A condenação teve origem em um processo por injúria, relacionado a declarações feitas por Nikolas durante o período eleitoral, quando ele se recusou a reconhecer a identidade de gênero de Duda. A Justiça entendeu que as falas configuraram ofensa pessoal, resultando na condenação ao pagamento da indenização.
Em novembro de 2025, a defesa de Duda havia solicitado o cumprimento da sentença. A 33ª Vara Cível do Tribunal de Justiça de Minas Gerais acolheu o pedido na última terça-feira (13), embora o pagamento já tivesse sido realizado anteriormente.
Nikolas ainda tentou reverter a decisão no Superior Tribunal de Justiça (STJ), mas o recurso não foi admitido. Com isso, a condenação foi mantida e o parlamentar cumpriu a determinação judicial.
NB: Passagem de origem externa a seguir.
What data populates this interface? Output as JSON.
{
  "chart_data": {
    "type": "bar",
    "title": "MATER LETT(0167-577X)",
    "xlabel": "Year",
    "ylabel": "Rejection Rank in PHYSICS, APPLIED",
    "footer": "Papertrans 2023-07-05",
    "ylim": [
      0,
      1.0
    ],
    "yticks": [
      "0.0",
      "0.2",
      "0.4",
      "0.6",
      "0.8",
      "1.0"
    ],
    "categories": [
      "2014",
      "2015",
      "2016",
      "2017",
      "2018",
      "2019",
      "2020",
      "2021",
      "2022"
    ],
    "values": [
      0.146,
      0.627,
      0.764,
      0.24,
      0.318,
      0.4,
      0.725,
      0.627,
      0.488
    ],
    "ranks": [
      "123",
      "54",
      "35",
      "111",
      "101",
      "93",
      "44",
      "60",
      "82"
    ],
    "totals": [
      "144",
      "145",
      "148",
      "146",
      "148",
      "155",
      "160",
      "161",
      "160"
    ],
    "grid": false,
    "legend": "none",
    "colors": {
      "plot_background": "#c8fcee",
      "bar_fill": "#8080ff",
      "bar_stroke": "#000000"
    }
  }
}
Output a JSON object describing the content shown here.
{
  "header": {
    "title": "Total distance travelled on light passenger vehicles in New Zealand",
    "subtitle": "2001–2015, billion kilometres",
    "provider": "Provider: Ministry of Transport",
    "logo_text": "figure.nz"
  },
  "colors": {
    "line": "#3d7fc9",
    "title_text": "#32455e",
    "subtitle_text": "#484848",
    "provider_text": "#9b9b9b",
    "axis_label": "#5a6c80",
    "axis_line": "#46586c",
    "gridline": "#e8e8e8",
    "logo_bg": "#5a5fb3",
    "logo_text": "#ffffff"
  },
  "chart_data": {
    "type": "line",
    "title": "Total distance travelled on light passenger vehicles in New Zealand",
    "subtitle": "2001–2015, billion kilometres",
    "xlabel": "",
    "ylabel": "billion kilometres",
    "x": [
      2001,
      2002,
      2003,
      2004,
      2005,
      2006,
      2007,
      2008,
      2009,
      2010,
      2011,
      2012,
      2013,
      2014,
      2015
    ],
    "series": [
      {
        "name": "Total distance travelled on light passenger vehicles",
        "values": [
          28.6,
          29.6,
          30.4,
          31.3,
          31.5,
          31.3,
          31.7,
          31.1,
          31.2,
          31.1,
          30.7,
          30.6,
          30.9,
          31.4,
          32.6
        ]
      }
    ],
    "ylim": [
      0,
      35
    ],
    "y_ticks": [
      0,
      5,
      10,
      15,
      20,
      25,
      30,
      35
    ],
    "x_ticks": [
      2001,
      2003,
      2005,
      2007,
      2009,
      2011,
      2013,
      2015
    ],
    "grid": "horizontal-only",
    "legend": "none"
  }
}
Apesar do cumprimento da sentença, o caso gerou forte reação entre aliados e apoiadores do deputado, que veem a decisão como um exagero do Judiciário e um precedente perigoso contra a liberdade de expressão, especialmente no contexto do debate político. Para esse grupo, a Justiça estaria ultrapassando limites ao transformar divergências ideológicas e posicionamentos públicos em punições financeiras.
Este não foi um episódio isolado. Duda Salabert já obteve vitória em outras quatro ações judiciais contra Nikolas Ferreira, todas relacionadas a episódios semelhantes, o que reforça, segundo críticos, a percepção de judicialização excessiva da política.
Procurado, o deputado Nikolas Ferreira não se manifestou até o fechamento desta matéria. Em ocasiões anteriores, no entanto, ele já afirmou que continuará expressando suas convicções, mesmo diante de decisões judiciais que considera injustas.
O caso reacende o debate sobre os limites entre discurso político, decisões judiciais e liberdade individual, em um cenário de crescente tensão entre representantes eleitos e o Poder Judiciário no Brasil.